Submission to the Disability Royal Commission on Emergency Planning and Disaster Preparedness
This is a joint submission from the Centre for Disability Research and Policy and Centre of Research Excellence Disability and Health to the Issues Paper: Emergency Planning and Response, to the Disability Royal Commission on 17 July 2020.
The emergency situation in Australia during the 2019-2020 bushfire season and the ongoing COVID-19 pandemic together have brought into sharp relief Australia’s lack of preparedness for severe to catastrophic emergencies affecting the nation.
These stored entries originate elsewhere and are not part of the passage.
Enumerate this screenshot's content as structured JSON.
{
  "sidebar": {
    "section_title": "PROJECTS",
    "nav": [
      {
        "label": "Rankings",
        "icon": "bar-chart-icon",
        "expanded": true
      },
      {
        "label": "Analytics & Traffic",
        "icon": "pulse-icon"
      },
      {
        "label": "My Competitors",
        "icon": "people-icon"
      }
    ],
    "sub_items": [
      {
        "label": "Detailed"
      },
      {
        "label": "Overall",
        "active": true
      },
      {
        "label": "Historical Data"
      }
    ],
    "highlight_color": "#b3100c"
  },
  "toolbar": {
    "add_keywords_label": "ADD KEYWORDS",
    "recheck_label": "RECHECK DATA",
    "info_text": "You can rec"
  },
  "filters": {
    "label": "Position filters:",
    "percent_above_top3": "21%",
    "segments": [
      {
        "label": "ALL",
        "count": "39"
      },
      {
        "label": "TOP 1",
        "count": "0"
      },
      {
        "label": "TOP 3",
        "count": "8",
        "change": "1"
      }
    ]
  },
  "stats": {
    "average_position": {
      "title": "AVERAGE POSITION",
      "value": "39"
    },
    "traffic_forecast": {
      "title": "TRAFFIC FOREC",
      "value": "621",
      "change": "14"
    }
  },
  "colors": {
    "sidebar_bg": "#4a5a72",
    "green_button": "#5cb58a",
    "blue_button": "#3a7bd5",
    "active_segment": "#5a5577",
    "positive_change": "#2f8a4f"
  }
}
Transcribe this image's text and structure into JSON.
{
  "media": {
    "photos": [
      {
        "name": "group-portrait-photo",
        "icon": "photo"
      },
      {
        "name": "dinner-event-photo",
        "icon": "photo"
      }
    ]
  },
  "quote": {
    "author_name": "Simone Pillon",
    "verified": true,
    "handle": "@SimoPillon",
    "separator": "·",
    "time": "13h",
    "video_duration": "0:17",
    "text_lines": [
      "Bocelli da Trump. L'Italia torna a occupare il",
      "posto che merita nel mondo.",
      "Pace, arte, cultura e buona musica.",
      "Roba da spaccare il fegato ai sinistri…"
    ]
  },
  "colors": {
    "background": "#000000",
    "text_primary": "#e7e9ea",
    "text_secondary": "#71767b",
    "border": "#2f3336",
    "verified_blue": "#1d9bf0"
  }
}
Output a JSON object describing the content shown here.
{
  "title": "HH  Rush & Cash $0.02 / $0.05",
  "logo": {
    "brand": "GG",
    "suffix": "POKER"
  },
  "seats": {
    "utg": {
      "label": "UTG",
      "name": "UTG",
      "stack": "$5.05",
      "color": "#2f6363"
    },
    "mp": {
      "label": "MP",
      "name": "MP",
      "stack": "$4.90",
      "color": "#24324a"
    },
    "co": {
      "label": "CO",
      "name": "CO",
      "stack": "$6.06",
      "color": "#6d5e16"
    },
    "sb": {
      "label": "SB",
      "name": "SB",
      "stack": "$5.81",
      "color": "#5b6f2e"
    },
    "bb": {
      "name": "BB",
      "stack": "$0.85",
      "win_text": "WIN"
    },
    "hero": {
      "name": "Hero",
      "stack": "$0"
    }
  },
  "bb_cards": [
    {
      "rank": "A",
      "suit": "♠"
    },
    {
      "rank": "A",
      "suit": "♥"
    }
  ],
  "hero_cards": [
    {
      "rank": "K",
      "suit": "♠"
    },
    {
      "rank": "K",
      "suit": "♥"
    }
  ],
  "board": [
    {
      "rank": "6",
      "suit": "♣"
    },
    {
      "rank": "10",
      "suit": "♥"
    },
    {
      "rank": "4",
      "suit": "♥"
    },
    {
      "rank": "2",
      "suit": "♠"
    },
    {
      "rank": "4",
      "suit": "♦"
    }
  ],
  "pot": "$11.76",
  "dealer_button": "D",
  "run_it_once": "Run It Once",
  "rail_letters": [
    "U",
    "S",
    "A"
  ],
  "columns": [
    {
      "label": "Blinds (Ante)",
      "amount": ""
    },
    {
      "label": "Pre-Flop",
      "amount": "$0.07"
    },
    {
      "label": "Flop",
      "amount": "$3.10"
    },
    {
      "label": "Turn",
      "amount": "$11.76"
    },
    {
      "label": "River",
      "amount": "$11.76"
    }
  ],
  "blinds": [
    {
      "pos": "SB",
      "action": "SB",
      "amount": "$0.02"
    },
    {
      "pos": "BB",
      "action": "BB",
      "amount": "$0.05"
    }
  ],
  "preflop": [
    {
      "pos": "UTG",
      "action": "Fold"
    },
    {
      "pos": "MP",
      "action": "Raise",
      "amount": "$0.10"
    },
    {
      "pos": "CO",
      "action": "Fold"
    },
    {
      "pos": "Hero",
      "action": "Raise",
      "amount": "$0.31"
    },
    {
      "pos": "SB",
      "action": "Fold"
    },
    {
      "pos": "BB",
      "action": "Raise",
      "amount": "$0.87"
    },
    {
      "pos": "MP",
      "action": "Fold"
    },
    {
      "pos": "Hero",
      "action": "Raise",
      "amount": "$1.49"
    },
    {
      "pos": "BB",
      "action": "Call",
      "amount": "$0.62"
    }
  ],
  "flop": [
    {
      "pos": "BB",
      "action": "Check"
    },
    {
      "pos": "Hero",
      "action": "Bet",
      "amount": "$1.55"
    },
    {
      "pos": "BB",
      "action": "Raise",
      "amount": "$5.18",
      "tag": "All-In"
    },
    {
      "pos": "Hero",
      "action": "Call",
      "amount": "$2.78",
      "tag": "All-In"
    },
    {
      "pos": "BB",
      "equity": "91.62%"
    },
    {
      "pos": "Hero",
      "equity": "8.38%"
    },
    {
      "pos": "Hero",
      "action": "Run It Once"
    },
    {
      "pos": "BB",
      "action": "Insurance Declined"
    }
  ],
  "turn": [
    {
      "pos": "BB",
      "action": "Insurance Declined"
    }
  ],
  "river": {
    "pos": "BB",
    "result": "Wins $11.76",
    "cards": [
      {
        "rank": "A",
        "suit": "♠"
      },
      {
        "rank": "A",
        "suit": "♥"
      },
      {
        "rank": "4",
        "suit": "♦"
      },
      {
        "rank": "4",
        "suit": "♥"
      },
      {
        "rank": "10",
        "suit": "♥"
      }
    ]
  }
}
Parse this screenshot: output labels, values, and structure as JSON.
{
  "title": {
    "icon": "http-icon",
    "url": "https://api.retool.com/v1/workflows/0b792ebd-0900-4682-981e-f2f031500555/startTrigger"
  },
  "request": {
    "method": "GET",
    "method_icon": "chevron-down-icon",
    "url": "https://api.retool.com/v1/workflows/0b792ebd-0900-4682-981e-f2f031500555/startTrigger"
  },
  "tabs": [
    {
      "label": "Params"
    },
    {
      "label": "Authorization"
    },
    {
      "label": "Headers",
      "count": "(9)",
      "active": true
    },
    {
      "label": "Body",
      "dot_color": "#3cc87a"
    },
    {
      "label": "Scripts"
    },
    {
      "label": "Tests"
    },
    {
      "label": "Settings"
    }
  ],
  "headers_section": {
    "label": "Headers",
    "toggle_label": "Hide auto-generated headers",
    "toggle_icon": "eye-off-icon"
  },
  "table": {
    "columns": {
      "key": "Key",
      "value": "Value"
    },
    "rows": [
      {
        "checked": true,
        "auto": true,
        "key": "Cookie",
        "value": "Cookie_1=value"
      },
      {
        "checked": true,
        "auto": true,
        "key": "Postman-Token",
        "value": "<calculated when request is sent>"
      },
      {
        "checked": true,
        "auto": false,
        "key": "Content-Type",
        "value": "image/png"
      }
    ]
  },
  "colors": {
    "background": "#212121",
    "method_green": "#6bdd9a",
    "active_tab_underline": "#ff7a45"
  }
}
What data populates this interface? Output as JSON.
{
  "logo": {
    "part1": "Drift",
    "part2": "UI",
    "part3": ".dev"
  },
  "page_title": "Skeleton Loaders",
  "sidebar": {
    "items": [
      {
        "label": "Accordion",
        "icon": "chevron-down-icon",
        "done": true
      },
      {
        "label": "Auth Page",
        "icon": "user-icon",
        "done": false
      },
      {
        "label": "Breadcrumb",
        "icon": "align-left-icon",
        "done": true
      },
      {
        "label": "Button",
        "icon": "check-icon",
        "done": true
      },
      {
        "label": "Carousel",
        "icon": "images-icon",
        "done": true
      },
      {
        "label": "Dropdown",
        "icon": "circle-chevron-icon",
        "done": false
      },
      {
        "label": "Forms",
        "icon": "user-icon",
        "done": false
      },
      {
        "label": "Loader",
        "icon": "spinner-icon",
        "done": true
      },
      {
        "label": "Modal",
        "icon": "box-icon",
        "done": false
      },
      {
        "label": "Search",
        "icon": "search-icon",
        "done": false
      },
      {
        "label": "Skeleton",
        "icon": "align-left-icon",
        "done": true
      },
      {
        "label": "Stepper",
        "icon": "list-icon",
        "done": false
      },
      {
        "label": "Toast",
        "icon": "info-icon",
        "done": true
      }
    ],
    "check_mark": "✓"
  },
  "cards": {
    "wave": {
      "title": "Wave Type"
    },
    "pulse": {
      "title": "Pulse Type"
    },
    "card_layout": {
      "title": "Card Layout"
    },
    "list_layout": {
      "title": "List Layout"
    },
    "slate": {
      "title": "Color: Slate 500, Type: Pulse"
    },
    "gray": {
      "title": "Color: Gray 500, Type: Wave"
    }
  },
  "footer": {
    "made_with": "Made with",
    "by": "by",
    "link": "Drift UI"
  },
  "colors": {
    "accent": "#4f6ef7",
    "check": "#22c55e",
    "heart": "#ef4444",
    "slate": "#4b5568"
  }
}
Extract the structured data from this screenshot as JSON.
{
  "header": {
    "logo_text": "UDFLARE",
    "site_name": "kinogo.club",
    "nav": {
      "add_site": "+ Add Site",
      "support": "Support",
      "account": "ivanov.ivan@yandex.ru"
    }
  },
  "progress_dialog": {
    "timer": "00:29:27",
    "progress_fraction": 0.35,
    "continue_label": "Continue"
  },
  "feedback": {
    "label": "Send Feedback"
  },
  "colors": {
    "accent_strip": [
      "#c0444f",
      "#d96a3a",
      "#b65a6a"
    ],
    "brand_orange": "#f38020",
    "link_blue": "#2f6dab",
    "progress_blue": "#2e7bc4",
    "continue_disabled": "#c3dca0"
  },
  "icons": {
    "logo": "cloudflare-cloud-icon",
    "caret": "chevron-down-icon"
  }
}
While this impacts all Australians, the impact is evidentially higher on people with disability.
They are more likely to be vulnerable due to:
· social isolation from the broader population whether because of community attitudes or their need for communication, language, mobility, emotional or other supports;
· residing in closed or segregated settings, geographical remoteness (and consequent lack of access to available, affordable and accessible information, support and services);
· relying on particular services and supports for daily activities and care and for access to services and less likely to have the flexibility to adjust to disruptions or closure of the supports needed for everyday routines;
· age-related additional vulnerabilities for children and young people with disability relying on family and for older persons with disability who may no longer have family to whom they can turn for support;
· impairment-related vulnerabilities for example, people with intellectual disability or autism who rely on stable, consistent supports and routines which will be disrupted;
· in pandemics, inability to physically distance and multiple close contacts because of reliance on personal care for activities of daily living for some people with disability;
· in pandemics, particular health conditions that lead to specific vulnerabilities if the person becomes infected or ill (unrelated to the pandemic); and,
· in natural hazard disasters such as bushfires and floods, particular health conditions that lead to specific vulnerabilities in reaction to, for example, poor quality air and smoke hazards, or inability to access treatments that they rely on.
The situation is magnified for Aboriginal and Torres Strait Islander people with disability. Aboriginal people are over-represented in the national rates of chronic health and disease, with other disabilities coexisting with mental health problems at a higher rate than the rest of the population.
We now need a disability specific and disability responsive approach coordinated at a national level.